Desmatamento por derrubada ou queimadas, avançam sobre a Amazônia
Desmatamento por derrubada ou queimadas, avançam sobre a Amazônia
Boletim Mensal divulgado pelo Instituto do Homem e do Meio Ambiente da Amazônia (Imazon), nesta semana de julho, registrou um aumento de 22% no desmatamento na Amazônia Legal no mês de maio de 2016 em comparação ao mesmo mês do ano anterior. Foram detectados 474 quilômetros quadrados de desmatamento. Em 2015 foram 338 quilômetros quadrados.
Os Estados que mais desmataram foram Amazonas (37%), Rondônia (22%), Pará (21%) e Mato Grosso (15%). Com menor ocorrência em Roraima (3%), Tocantins (1%) e Acre (1%). Em maio 34% da área florestal estava coberta por nuvens.
No mês anterior o desmatamento foi de 183 quilômetros quadrados, sendo a maior parte em Rondônia (30%), Mato Grosso (28%) e Pará (21%).

Degradação florestal

Clareiras clandestinas se multiplicam em meio á floresta densa.
Clareiras clandestinas se multiplicam em meio á floresta densa.

As florestas degradadas na Amazônia Legal somaram 1.959 quilômetros quadrados em maio de 2016. Em relação a maio de 2015 houve um aumento de 5.785%, quando a degradação florestal somou 33 quilômetros quadrados.

No Brasil, que engloba cerca de 60% da bacia amazônica, o bioma cobre 4,2 milhões de quilômetros quadrados (49% do território nacional) e se distribui por nove estados (Amazonas, Pará, Mato Grosso, Acre, Rondônia, Roraima, Amapá, parte do Tocantins e parte do Maranhão).
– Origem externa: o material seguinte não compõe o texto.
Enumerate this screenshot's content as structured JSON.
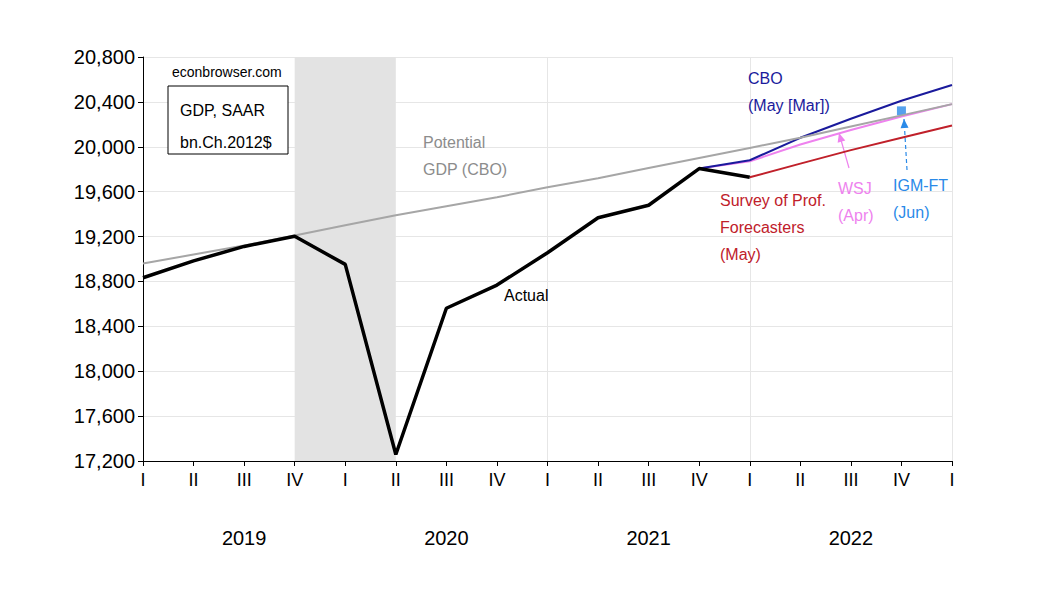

Ele é muitas vezes confundido com a chamada Amazônia Legal – uma região administrativa de 5,2 milhões de quilômetros quadrados definida em leis de 1953 e 1966 e que, além do bioma amazônico, inclui cerrados e o Pantanal. (Mapa: bioma, Amazônia Legal e Limite Panamazônia)
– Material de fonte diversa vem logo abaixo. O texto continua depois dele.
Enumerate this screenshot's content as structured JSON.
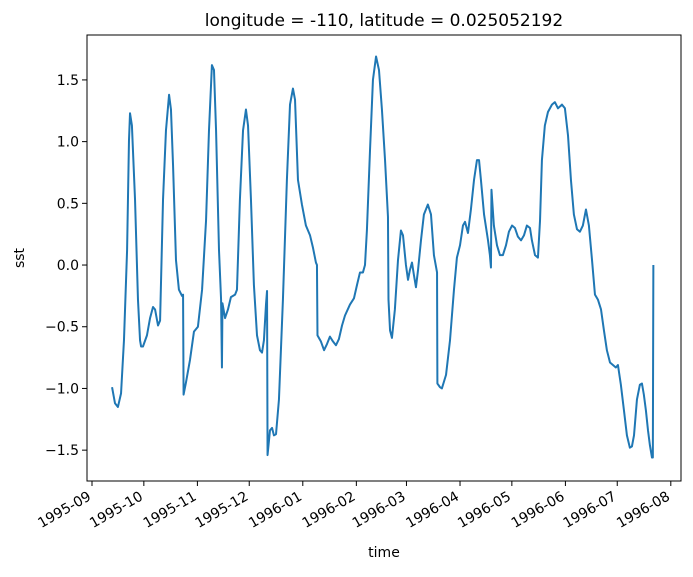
{
  "chart_data": {
    "type": "line",
    "title": "longitude = -110, latitude = 0.025052192",
    "x_label": "time",
    "y_label": "sst",
    "color": "#1f77b4",
    "grid": false,
    "xlim": [
      -2.9,
      340.9
    ],
    "ylim": [
      -1.75,
      1.864
    ],
    "xticks": [
      {
        "value": 0,
        "label": "1995-09"
      },
      {
        "value": 30,
        "label": "1995-10"
      },
      {
        "value": 61,
        "label": "1995-11"
      },
      {
        "value": 91,
        "label": "1995-12"
      },
      {
        "value": 122,
        "label": "1996-01"
      },
      {
        "value": 153,
        "label": "1996-02"
      },
      {
        "value": 182,
        "label": "1996-03"
      },
      {
        "value": 213,
        "label": "1996-04"
      },
      {
        "value": 243,
        "label": "1996-05"
      },
      {
        "value": 274,
        "label": "1996-06"
      },
      {
        "value": 304,
        "label": "1996-07"
      },
      {
        "value": 335,
        "label": "1996-08"
      }
    ],
    "yticks": [
      {
        "value": -1.5,
        "label": "−1.5"
      },
      {
        "value": -1.0,
        "label": "−1.0"
      },
      {
        "value": -0.5,
        "label": "−0.5"
      },
      {
        "value": 0,
        "label": "0.0"
      },
      0.5,
      {
        "value": 1,
        "label": "1.0"
      },
      1.5
    ],
    "x": [
      11.6,
      13.3,
      15.0,
      16.8,
      18.5,
      20.3,
      21.4,
      22.0,
      23.1,
      24.9,
      26.6,
      27.8,
      28.4,
      29.5,
      31.8,
      33.6,
      35.3,
      36.5,
      38.2,
      39.4,
      41.1,
      42.8,
      44.6,
      45.7,
      46.9,
      48.6,
      50.3,
      52.1,
      52.7,
      53.0,
      54.4,
      56.7,
      59.0,
      61.3,
      63.7,
      66.0,
      67.7,
      69.4,
      70.6,
      71.8,
      73.5,
      74.7,
      75.2,
      75.5,
      77.0,
      78.7,
      80.4,
      82.8,
      83.9,
      85.6,
      87.4,
      89.1,
      90.3,
      92.0,
      93.7,
      95.5,
      97.2,
      98.4,
      99.5,
      100.7,
      101.3,
      101.6,
      103.0,
      104.2,
      105.3,
      106.5,
      108.2,
      110.5,
      112.8,
      114.6,
      116.3,
      117.5,
      119.2,
      121.5,
      123.8,
      126.2,
      127.9,
      129.6,
      130.2,
      130.5,
      132.5,
      134.3,
      136.0,
      137.7,
      139.5,
      141.2,
      142.9,
      144.7,
      146.4,
      149.3,
      151.6,
      153.4,
      155.1,
      156.8,
      158.0,
      159.1,
      160.9,
      162.6,
      164.4,
      166.1,
      167.8,
      169.6,
      171.3,
      171.6,
      172.5,
      173.6,
      175.3,
      177.1,
      178.8,
      180.0,
      181.7,
      182.9,
      184.0,
      185.2,
      186.3,
      187.5,
      188.7,
      190.4,
      192.1,
      194.4,
      196.2,
      197.9,
      199.7,
      199.9,
      201.4,
      202.5,
      204.9,
      207.2,
      209.5,
      211.2,
      213.0,
      214.7,
      215.9,
      217.6,
      219.3,
      221.1,
      222.8,
      224.0,
      225.1,
      226.9,
      229.2,
      230.3,
      230.9,
      231.2,
      232.6,
      234.4,
      236.1,
      237.8,
      239.6,
      241.3,
      243.1,
      244.8,
      246.5,
      248.3,
      250.0,
      251.7,
      253.5,
      254.6,
      256.4,
      258.1,
      259.3,
      260.4,
      262.1,
      263.9,
      266.2,
      267.9,
      269.7,
      272.0,
      273.7,
      275.5,
      277.2,
      278.9,
      280.7,
      282.4,
      284.1,
      285.9,
      287.6,
      289.4,
      291.1,
      292.8,
      294.6,
      296.3,
      298.0,
      299.8,
      301.5,
      303.2,
      304.4,
      306.1,
      307.9,
      309.6,
      311.3,
      312.5,
      313.7,
      315.4,
      317.1,
      318.3,
      319.4,
      320.6,
      321.8,
      322.9,
      324.1,
      324.6,
      324.9
    ],
    "values": [
      -0.99,
      -1.12,
      -1.15,
      -1.04,
      -0.61,
      0.12,
      1.01,
      1.23,
      1.13,
      0.53,
      -0.28,
      -0.61,
      -0.66,
      -0.66,
      -0.57,
      -0.43,
      -0.34,
      -0.36,
      -0.49,
      -0.45,
      0.53,
      1.09,
      1.38,
      1.26,
      0.81,
      0.04,
      -0.2,
      -0.25,
      -0.24,
      -1.05,
      -0.95,
      -0.77,
      -0.54,
      -0.5,
      -0.2,
      0.36,
      1.09,
      1.62,
      1.58,
      1.09,
      0.12,
      -0.28,
      -0.83,
      -0.31,
      -0.43,
      -0.36,
      -0.26,
      -0.24,
      -0.2,
      0.53,
      1.09,
      1.26,
      1.13,
      0.53,
      -0.16,
      -0.57,
      -0.69,
      -0.71,
      -0.61,
      -0.32,
      -0.21,
      -1.54,
      -1.34,
      -1.32,
      -1.38,
      -1.37,
      -1.09,
      -0.28,
      0.69,
      1.3,
      1.43,
      1.34,
      0.69,
      0.49,
      0.32,
      0.24,
      0.14,
      0.02,
      0.0,
      -0.57,
      -0.62,
      -0.69,
      -0.64,
      -0.58,
      -0.62,
      -0.65,
      -0.6,
      -0.49,
      -0.41,
      -0.32,
      -0.27,
      -0.16,
      -0.06,
      -0.06,
      0.0,
      0.28,
      0.93,
      1.5,
      1.69,
      1.58,
      1.26,
      0.85,
      0.39,
      -0.28,
      -0.53,
      -0.59,
      -0.36,
      0.04,
      0.28,
      0.24,
      0.0,
      -0.12,
      -0.04,
      0.02,
      -0.08,
      -0.18,
      -0.04,
      0.2,
      0.41,
      0.49,
      0.41,
      0.08,
      -0.06,
      -0.96,
      -0.99,
      -1.0,
      -0.89,
      -0.61,
      -0.2,
      0.06,
      0.16,
      0.32,
      0.35,
      0.26,
      0.45,
      0.69,
      0.85,
      0.85,
      0.69,
      0.41,
      0.2,
      0.08,
      -0.02,
      0.61,
      0.32,
      0.16,
      0.08,
      0.08,
      0.16,
      0.27,
      0.32,
      0.3,
      0.23,
      0.2,
      0.24,
      0.32,
      0.3,
      0.2,
      0.08,
      0.06,
      0.36,
      0.85,
      1.13,
      1.24,
      1.3,
      1.32,
      1.27,
      1.3,
      1.27,
      1.05,
      0.69,
      0.41,
      0.29,
      0.27,
      0.32,
      0.45,
      0.32,
      0.04,
      -0.24,
      -0.28,
      -0.36,
      -0.53,
      -0.69,
      -0.79,
      -0.81,
      -0.83,
      -0.81,
      -0.97,
      -1.18,
      -1.38,
      -1.48,
      -1.47,
      -1.38,
      -1.09,
      -0.97,
      -0.96,
      -1.05,
      -1.18,
      -1.34,
      -1.46,
      -1.56,
      -1.56,
      0.0
    ]
  }
}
Sob as superfícies negras ou barrentas dos rios amazônicos, 3 mil espécies de peixes deslizam por 25 mil quilômetros de águas navegáveis: é a maior bacia hidrográfica do mundo, com cerca de um quinto do volume total de água doce do planeta. Às suas margens, vivem mais de 24 milhões de pessoas, incluindo mais de 342 mil indígenas de 180 etnias distintas, além de ribeirinhos, extrativistas e quilombolas.

Além de garantir a sobrevivência desses povos, fornecendo alimentação, moradia e medicamentos, a Amazônia tem uma relevância que vai além de suas fronteiras. Ela é fundamental no equilíbrio climático global e influencia diretamente o regime de chuvas do Brasil e da América Latina. Sua imensa cobertura vegetal estoca entre 80 e 120 bilhões de toneladas de carbono. A cada árvore que cai, uma parcela dessa conta vai para os céus.